Faits divers

Une quarantaine de "transmigrants" ont attaqué une patrouille de la police fédérale de la route dans la nuit de jeudi à vendredi, rapporte vendredi matin la police fédérale. Les faits se sont produits lors d'une action de contrôle sur un parking situé le long de l'autoroute E40 à Grand-Bigard (Brabant flamand). Les six inspecteurs ont dû lancer un tir d'avertissement pour repousser les individus, qui tentaient de s'introduire dans des camions en route vers le Royaume-Uni. Seize personnes originaires d'Érythrée, d'Éthiopie et du Soudan ont été interpellées. Deux agents ont été légèrement blessés, selon la police qui prend l'incident très au sérieux.

La police fédérale de la route effectuait une action ciblée jeudi soir sur un parking de Grand-Bigard où des migrants tentent régulièrement de monter à bord de camions en route vers le Royaume-Uni. "Ces derniers temps, ces personnes se montrent souvent agressives aussi à l'encontre des chauffeurs", explique Peter De Waele, porte-parole de la police fédérale. Six inspecteurs avaient dès lors été chargés de patrouiller.

Vers 2h00, ils ont aperçu une cinquantaine d'individus qui tentaient de pénétrer dans un camion. Quand les agents ont fait savoir qu'ils étaient policiers, ceux-ci ont pris la fuite. "Les inspecteurs ont alors contrôlé le véhicule, pour vérifier que personne ne s'y cachait, lorsqu'ils ont été attaqués par une quinzaine de personnes soudainement sorties de la lisière du bois et armées de gros bâtons."

Les agents se sont défendus avec leur matraque, et le groupe s'est retiré. Mais quelques instants plus tard, un groupe plus important d'une quarantaine de personnes est revenu à la charge.

"L'un de nos hommes a dû lancer un tir d'avertissement, après quoi l'agitation a diminué d'un cran et le groupe s'est retranché dans les bois. De là, ils ont continué à défier la police.

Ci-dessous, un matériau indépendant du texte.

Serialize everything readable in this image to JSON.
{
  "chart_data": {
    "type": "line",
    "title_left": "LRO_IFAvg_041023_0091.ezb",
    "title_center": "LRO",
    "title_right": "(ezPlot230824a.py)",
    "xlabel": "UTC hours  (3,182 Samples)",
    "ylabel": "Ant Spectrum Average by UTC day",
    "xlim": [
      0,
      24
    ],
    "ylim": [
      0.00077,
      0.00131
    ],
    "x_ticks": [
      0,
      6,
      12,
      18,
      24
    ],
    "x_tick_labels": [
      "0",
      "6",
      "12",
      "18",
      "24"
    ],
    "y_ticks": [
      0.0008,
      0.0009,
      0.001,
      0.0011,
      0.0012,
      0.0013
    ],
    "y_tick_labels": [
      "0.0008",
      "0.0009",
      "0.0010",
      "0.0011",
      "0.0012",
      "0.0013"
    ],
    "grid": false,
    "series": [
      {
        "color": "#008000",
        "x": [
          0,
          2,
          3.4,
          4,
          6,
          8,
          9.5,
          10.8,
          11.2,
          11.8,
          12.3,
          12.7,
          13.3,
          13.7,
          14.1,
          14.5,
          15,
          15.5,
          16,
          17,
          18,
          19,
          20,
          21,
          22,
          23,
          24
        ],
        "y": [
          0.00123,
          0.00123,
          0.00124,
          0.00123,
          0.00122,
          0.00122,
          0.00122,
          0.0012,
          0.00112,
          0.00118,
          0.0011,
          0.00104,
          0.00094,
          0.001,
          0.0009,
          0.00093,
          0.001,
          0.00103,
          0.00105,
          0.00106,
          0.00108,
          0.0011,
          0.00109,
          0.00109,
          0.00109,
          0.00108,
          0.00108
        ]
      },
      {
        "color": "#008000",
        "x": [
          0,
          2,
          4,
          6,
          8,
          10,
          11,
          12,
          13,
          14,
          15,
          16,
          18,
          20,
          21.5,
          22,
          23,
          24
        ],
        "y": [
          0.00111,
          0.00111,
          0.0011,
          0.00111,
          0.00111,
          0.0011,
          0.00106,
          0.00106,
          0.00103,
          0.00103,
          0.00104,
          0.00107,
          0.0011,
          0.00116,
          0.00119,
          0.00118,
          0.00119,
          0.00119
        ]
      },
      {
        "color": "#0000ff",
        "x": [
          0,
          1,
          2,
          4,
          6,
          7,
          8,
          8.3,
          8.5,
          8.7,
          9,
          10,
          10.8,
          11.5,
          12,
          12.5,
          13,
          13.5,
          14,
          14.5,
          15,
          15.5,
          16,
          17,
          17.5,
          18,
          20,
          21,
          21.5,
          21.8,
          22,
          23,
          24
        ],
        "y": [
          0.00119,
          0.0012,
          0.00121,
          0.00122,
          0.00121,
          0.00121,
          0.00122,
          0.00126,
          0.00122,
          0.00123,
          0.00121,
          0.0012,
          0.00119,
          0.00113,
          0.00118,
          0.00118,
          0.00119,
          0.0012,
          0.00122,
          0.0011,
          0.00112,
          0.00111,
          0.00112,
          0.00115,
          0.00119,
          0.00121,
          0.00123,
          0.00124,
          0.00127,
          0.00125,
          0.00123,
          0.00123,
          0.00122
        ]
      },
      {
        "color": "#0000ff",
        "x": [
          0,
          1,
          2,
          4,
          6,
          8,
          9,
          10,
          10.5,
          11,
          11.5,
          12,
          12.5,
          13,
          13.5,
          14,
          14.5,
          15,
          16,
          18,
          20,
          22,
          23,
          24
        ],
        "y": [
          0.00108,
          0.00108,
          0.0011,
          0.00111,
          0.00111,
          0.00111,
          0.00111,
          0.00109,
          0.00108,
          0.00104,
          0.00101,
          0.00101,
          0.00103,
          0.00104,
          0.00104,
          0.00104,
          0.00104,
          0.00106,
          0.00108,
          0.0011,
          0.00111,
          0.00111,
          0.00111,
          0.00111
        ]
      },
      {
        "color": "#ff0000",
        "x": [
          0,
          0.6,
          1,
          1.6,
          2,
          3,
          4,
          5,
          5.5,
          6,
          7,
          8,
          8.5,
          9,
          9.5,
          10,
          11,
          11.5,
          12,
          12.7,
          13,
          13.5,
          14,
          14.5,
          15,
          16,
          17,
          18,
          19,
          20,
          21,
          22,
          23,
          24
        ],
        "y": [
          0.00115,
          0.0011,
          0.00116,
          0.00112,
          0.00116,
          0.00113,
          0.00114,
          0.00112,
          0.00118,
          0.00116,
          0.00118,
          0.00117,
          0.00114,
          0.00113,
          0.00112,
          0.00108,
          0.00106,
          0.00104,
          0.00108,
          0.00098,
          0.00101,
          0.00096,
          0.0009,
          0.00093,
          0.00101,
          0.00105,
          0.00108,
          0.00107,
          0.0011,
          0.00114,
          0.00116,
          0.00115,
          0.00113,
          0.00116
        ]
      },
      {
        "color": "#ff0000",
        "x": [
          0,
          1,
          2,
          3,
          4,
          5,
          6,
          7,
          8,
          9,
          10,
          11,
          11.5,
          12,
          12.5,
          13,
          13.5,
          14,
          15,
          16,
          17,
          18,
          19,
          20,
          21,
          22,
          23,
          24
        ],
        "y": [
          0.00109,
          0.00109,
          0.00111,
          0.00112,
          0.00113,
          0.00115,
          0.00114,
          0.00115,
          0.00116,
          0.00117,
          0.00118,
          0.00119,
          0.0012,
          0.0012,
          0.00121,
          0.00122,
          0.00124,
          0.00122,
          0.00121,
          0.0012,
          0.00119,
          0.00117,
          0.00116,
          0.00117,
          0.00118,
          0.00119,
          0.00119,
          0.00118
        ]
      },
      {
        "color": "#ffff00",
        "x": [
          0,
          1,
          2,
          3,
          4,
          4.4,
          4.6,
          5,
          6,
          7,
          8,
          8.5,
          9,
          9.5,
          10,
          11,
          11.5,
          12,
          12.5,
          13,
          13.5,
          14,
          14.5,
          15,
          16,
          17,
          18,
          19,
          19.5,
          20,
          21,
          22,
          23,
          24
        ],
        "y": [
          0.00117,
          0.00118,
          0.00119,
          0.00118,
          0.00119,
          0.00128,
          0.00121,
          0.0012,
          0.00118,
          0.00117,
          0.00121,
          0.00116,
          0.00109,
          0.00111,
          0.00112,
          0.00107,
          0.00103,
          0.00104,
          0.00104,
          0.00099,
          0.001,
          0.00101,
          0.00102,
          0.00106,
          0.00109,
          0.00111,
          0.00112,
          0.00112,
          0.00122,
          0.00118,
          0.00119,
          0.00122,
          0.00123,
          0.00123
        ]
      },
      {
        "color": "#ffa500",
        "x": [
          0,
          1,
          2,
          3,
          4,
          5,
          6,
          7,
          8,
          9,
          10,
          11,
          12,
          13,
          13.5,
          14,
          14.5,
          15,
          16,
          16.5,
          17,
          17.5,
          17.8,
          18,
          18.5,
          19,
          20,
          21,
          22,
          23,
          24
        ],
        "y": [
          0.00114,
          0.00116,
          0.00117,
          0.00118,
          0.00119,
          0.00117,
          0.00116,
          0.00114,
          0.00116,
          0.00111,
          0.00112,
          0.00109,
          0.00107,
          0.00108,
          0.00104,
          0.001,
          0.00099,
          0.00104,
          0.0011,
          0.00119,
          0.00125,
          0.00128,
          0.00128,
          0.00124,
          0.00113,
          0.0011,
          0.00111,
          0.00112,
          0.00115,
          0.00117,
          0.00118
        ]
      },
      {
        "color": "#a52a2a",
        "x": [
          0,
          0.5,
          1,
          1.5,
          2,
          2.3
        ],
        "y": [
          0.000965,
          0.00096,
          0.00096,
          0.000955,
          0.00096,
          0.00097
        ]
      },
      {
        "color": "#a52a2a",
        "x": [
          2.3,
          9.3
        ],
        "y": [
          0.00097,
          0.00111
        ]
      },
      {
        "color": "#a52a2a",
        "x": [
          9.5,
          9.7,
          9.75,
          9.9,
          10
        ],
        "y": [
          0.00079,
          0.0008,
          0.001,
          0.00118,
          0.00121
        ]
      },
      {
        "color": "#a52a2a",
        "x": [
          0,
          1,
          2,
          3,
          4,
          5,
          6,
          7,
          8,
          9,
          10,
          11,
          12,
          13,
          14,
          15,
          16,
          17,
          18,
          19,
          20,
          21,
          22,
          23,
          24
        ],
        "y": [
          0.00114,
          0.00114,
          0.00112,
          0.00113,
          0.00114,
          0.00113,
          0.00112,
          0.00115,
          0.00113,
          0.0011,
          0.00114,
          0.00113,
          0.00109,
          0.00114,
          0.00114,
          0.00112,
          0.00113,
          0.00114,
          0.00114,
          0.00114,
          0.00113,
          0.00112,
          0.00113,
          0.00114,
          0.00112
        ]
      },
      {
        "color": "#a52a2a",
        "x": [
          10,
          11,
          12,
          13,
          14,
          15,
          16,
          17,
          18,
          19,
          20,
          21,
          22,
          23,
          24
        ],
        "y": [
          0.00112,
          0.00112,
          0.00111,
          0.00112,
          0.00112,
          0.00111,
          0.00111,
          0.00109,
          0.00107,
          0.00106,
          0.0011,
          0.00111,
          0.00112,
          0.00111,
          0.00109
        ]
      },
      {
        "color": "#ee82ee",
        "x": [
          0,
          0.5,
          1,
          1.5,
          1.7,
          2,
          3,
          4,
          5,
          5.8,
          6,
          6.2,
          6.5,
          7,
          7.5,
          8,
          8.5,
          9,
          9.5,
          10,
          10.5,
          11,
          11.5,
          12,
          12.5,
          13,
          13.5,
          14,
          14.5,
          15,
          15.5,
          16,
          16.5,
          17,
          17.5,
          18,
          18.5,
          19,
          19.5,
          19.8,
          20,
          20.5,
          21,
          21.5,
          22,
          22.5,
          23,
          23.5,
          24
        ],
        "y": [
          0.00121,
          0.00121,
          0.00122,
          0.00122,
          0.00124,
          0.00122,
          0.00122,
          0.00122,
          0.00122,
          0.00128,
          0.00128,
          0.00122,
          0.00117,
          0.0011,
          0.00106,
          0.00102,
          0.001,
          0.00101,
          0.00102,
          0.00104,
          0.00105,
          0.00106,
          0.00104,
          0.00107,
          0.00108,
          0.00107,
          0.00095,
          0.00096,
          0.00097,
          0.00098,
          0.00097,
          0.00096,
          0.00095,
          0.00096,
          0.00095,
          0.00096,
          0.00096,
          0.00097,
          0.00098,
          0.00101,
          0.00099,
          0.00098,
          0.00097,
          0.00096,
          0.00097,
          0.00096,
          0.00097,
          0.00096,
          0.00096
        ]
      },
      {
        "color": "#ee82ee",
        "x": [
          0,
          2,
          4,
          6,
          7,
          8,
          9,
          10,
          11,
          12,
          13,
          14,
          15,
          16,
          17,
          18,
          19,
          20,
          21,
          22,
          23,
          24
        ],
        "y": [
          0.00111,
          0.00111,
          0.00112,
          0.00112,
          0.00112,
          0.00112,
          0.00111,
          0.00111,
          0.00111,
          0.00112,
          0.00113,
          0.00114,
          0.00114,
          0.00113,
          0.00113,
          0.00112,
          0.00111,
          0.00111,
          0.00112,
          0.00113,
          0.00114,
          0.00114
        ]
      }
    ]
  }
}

Avec le renfort de la réserve fédérale, 16 individus originaires d'Érythrée, d'Éthiopie et du Soudan ont été interpellés", rapporte M. De Waele.

Il y a deux semaines, des transmigrants s'en étaient déjà pris à deux agents de la police fédérale de la route lors de contrôles à Anvers, souligne la police fédérale, qui se dit inquiète de la situation. "Il est clair que ces personnes sont très frustrées quand leur trajet vers la Grande-Bretagne échoue ou est sur le point d'échouer, surtout s'ils ont payé auparavant de grosses sommes d'argent à des passeurs. Nous allons examiner comment nous pouvons réagir mais nous ne pouvons pas être présents en permanence avec de grosses patrouilles", conclut le porte-parole.

Theo Francken souhaite éviter que les parkings deviennent un "champ de bataille"

Le ministre de l'Intérieur, Jan Jambon, a promis que la violence contre les policiers et les chauffeurs routiers sera "sévèrement punie". "La police et la justice prennent des mesures énergiques contre la migration illégale et le trafic d'être humains", a ajouté M. Jambon (N-VA) sur Twitter.

Le secrétaire d'Etat à l'Asile et à la Migration, Theo Francken (N-VA également), a pour sa part réagi sur sa page Facebook.

"Nous devons continuer à mener des actions et continuer à renvoyer des clandestins, sinon un vrai champ de bataille verra le jour sur nos parkings autoroutiers", a-t-il déclaré.

Selon la police fédérale, une quarantaine de "transmigrants" ont attaqué une de ses patrouilles dans la nuit de jeudi à vendredi sur le parking autoroutier de Grand-Bigard, où des migrants tentent régulièrement de monter à bord de camions en route vers le Royaume-Uni. Deux des six agents ont été légèrement blessés et les policiers ont dû effectuer un tir de semonce pour repousser les individus. Seize personnes originaires d'Érythrée, d'Éthiopie et du Soudan ont été interpellées.

Selon M. Francken, il s'agit des "mêmes migrants illégaux" que ceux qui traînent en journée autour de la gare du Nord.

"Le jour dans et autour de la gare du Nord/du parc Maximilien, de nuit autour de nos parkings autoroutiers à la recherche d'un camion pour y grimper", a-t-il écrit.

Le secrétaire d'Etat a aussi réclamé de l'attention pour les chauffeurs routiers. "Ce sont aussi souvent des +migrants+ mais qui travaillent dur, des migrants travailleurs légaux. Je n'entends JAMAIS l'opposition de gauche et les syndicats à ce propos. Mais manifester pour (exiger) ma démission, pour cela ils peuvent être les meilleurs", a-t-il ajouté.